The standard deviation of the sampling distribution is what we refer to as the standard error (SE).

This quantity measures the dispersion of the sample means around the population mean. In our exercise, the standard error gives us an idea of the variability we can expect from the means of different samples of Maryland residents' incomes.

To calculate the SE, we use the formula: \( SE = \frac{\sigma}{\sqrt{n}} \), where \( \sigma \) is the population standard deviation and \( n \) is the sample size. In the case of Maryland incomes, the SE helps us understand whether a sample mean is within expected ranges of fluctuation or if it's an outlier.

A probability distribution defines the likelihood of each possible outcome within a random variable's set of outcomes.

There are many types of probability distributions, each describing the probabilities associated with different phenomena, such as binomial distribution for number of successes in a series of yes/no experiments, or uniform distribution when every outcome is equally likely.

The normal distribution, which is one of the most commonly encountered in statistics, is particularly important here as the distribution of sample means (for sufficiently large sample sizes) can be described by a normal distribution due to the CLT. This probability distribution enables us to calculate probabilities associated with the sample means relative to the population mean, a crucial step in many statistical inference procedures.

The Z-score is a statistical measure that describes a value's relationship to the mean of a group of values.

Expressed in terms of standard deviations, a Z-score tells us how many standard deviations away from the mean a particular value is.

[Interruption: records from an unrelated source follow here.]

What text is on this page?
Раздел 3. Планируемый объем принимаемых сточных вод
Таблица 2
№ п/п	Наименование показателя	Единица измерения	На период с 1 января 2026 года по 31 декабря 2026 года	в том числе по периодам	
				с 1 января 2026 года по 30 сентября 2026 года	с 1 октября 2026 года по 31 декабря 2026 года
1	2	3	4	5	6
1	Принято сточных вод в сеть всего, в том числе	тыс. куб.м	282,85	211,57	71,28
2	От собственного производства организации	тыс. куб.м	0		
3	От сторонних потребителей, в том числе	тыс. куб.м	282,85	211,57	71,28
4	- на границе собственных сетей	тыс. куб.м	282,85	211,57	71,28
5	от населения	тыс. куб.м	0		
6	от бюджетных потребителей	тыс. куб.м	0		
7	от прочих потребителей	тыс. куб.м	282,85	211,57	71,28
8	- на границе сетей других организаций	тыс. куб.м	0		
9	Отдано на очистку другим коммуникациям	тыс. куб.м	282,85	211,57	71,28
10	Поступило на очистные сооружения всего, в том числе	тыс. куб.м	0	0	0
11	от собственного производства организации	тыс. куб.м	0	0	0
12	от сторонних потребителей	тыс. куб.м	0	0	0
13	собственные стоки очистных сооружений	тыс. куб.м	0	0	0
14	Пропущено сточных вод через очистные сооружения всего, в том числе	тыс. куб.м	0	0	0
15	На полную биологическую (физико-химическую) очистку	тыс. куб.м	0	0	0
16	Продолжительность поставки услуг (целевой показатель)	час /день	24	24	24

The Z-score is calculated using the formula: \( Z = \frac{(X - \mu)}{SE} \), where \( X \) is the value, \( \mu \) is the mean, and SE is the standard error.

In our exercise, calculating the Z-scores for the values \( \$75,847 \pm \$3,200 \) and comparing them with standard normal distribution tables gives us the probabilities that the sample mean will be more than \( \$3,200 \) away from the population mean. These scores are crucial in determining the likeliness of obtaining a sample with a given characteristic purely by chance.